I am using python to send a query to Athena and get table DDL. I am using start_query_execution
and get_query_execution
functions in the awswrangler package.
import boto3
import awswrangler as wr
import time
import pandas as pd
boto3.setup_default_session(region_name="us-east-1")
sql="show create table 'table-name'"
query_exec_id = wr.athena.start_query_execution(sql=sql, database='database-name')
time.sleep(20)
res=wr.athena.get_query_execution(query_execution_id=query_exec_id)
The code above creates a dict object that stores query results in an s3 link. The link can be accessed by
res['ResultConfiguration']['OutputLocation']
. It's a text link: s3://.....txt
Can someone help me figure how to access the output in the link.
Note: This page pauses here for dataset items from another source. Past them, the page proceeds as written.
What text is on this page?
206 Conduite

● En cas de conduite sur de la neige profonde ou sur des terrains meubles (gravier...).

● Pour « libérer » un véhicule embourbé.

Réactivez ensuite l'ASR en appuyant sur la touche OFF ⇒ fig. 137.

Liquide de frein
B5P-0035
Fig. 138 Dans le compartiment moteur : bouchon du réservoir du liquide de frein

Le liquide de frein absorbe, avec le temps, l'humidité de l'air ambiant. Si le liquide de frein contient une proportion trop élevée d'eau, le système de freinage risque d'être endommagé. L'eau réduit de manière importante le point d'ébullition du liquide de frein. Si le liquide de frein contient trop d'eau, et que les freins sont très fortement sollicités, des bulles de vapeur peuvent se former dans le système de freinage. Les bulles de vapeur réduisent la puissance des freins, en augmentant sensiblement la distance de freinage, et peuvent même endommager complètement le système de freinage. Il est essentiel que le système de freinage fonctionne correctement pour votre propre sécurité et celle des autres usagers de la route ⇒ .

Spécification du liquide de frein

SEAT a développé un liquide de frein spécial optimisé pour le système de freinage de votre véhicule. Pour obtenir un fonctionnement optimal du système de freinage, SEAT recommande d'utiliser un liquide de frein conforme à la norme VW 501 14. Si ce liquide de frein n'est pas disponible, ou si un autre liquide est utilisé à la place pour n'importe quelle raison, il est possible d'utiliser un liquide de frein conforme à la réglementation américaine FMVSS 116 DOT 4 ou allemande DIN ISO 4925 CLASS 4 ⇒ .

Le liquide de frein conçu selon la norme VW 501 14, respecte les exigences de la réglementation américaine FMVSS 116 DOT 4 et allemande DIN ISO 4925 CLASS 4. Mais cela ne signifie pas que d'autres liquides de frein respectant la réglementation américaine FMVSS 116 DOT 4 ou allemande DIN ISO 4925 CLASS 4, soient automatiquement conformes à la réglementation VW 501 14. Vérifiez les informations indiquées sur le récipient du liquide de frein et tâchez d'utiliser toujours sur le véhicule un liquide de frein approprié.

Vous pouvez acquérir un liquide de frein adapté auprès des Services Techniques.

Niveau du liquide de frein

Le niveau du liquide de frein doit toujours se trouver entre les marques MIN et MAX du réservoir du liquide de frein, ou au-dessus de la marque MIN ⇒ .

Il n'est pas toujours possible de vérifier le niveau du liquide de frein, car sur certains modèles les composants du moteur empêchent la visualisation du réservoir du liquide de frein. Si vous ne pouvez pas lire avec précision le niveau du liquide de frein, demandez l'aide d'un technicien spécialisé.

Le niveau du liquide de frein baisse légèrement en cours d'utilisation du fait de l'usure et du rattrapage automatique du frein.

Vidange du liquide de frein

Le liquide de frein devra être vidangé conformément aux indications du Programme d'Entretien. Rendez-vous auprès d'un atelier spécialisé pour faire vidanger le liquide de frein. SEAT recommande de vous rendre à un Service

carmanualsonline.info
I tried using readlines() but it seemes to error out.
Here is what I did
import urllib3
target_url = res['ResultConfiguration']['OutputLocation']
f = urllib3.urlopen(target_url)
for l in f.readlines():
print (l)
Or if someone can suggest an easier way to get table DDL in python.
CodePudding user response:
Keep in mind that the returned link will time out after a short while... and make sure your credentials allow you to get the data from the URL specified. If you drop the error message here we can help you better. –
Oh... "It's a text link: s3://.....txt" is not a standard URL. You cant read that with urllib3. You can use awswrangler to read the bucket. –
I think the form is wr.s3.read_fwf(...)